While it is perfectly understandable old friends would desire to keep in sporadic contact with me, the upsurge of messages from the Old Country last week followed a suspicious pattern. Basic pleasantries were coupled with obligatory misspellings of my children’s names, and then each chain meandered ham-fistedly to the same question: “So who is he? Who is the married celebrity or spouse in the threesome?”
Not that I am above it all, but I have just never been particularly interested in the E!-type world of living vicariously by doggedly following the tube-map of famous people’s relationships and breakups. It would be nice if this was a principled position arising from a deeply held belief that public personalities have a right to lead private lives, away from the prying eyes of the press; but it is not. My attention has been known to stray from my homework to the odd Watch What Happens Live episode when my much better half is watching it in the background—and to be sure, it is entertaining.
It is undoubtedly the case, though, that the marriages of actors, musicians and sportspersons are especially challenged, as they have to spend a large amount of time away from their families and in close proximity to others with whom relationships are inevitable. In short, humans acting on basic instinct is as newsworthy as the daily setting of the sun.
As night follows day, so does the National Enquirer stumble upon a tale of tripartite sexual expeditions by the entertainment industry husband, David Furnish, of a British celebrity, Sir Elton John—which The Sun on Sunday, a British newspaper, sought to publish. Enter, one of the most nonsensical lawsuits ever to be brought, given the fluidity and ease with which information can be shared on the internet and social media, around the world.
In England and Wales, the press—while being one of the most aggressive and intrusive of its type in the world—does not enjoy the same blanket protections afforded to U.S. journalists by the First Amendment. Gagging orders and super-injunctions are available to U.K. celebrities, to stop the publication of certain embarrassing or private matters, and they will preserve the anonymity of the applicant in the process. In this case, holding that the European construct of a right to private and family life outweighs freedom of the press, Lady Justice King and Lord Justice Rupert Jackson ordered that an injunction should stand, gagging the newspaper. One of the questions considered by the court was whether a newspaper is entitled to correct a public image of marital commitment portrayed by a famous couple. In a welcome break for the scores of underground celebrity swingers, the court noted that “occasional sexual encounters with others do not detract from that commitment.”
There is a huge difference between academic and practical law, and, as much as possible, a court should appreciate whether its judgment is practical, enforceable and remedies the harm. These three pillars seem to have eluded the British, as, seemingly, neither counsel nor the Court considered that a U.S. publication would be free to publish the names, and that through the medium of social media, Internet or text messages to an old college friend, the judicial muzzle would be rendered ineffective. A core failure to understand the profusion and speed of news dissemination in the digital age makes any injunctive victory pyrrhic and the process a monumentally profligate waste of time and judicial reasoning.

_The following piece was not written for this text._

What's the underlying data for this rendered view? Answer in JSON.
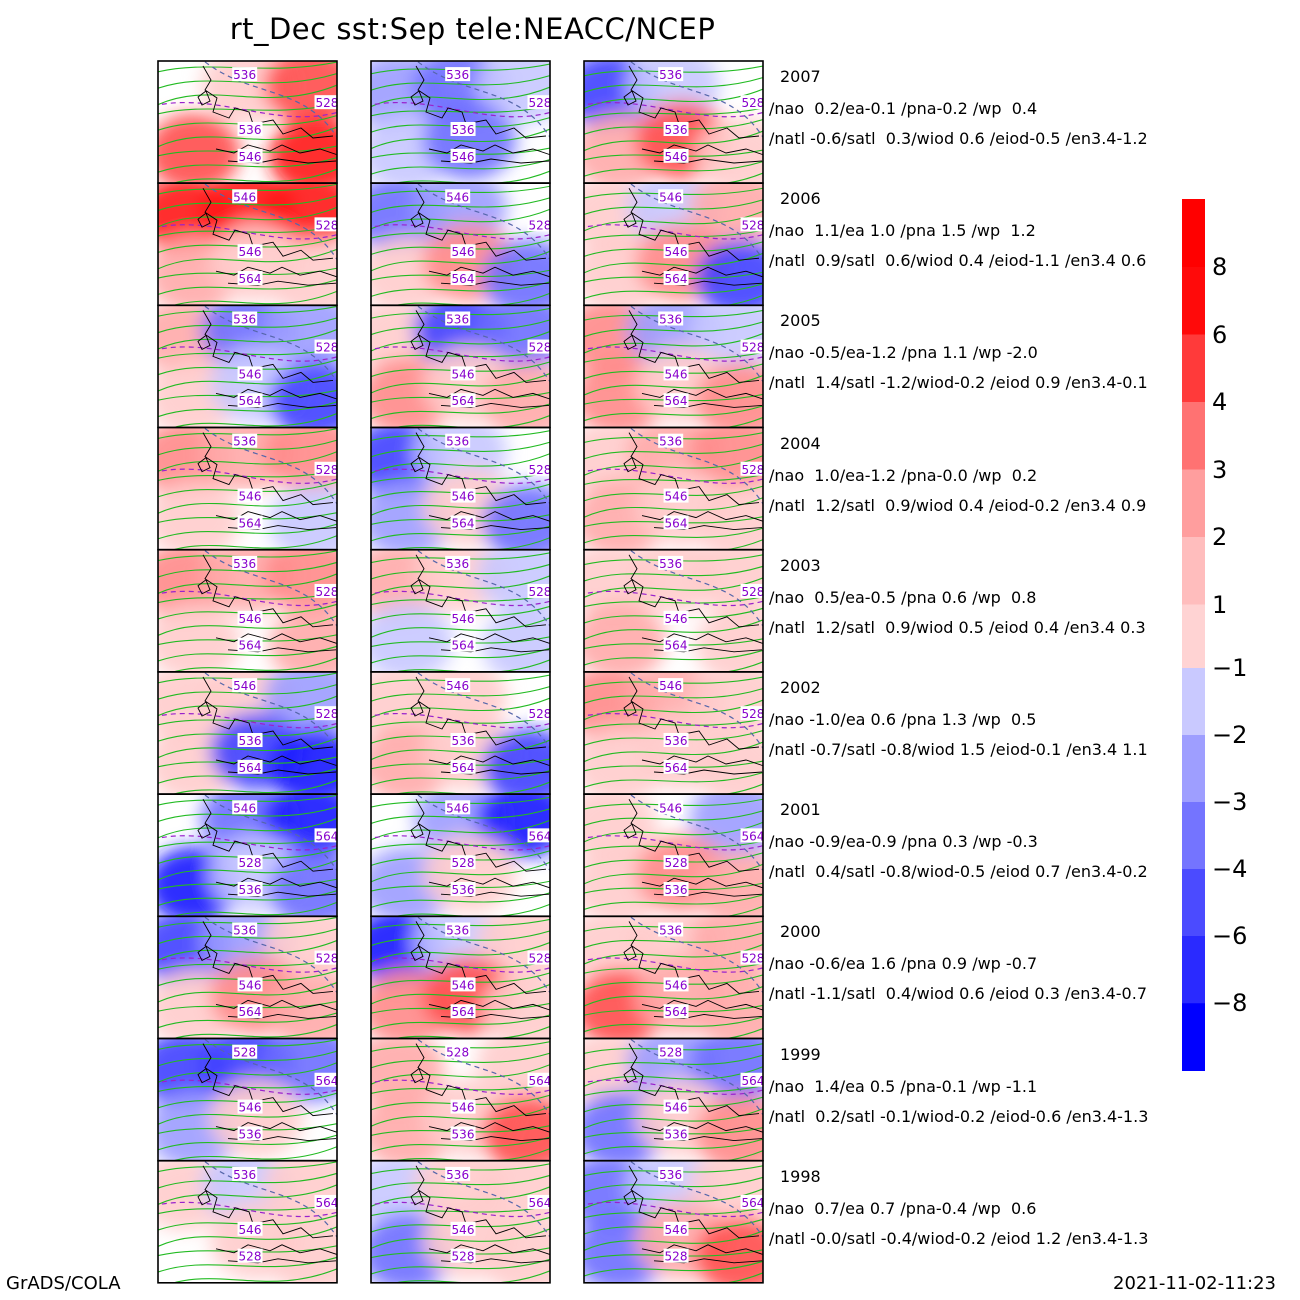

As I have said previously, one might doubt the newsworthiness of intimate escapades of the rich and famous, and there is validity in the position that Mr. John and Mr. Furnish are perfectly entitled to have a private yet open relationship. However, a likely result of bringing those external to family within the circle of trust, is that any veil of privacy will become porous, word will get out, and any attempt to suppress the story in the U.K. will be undermined by the immediacy of digital news-gathering and U.S. press freedoms.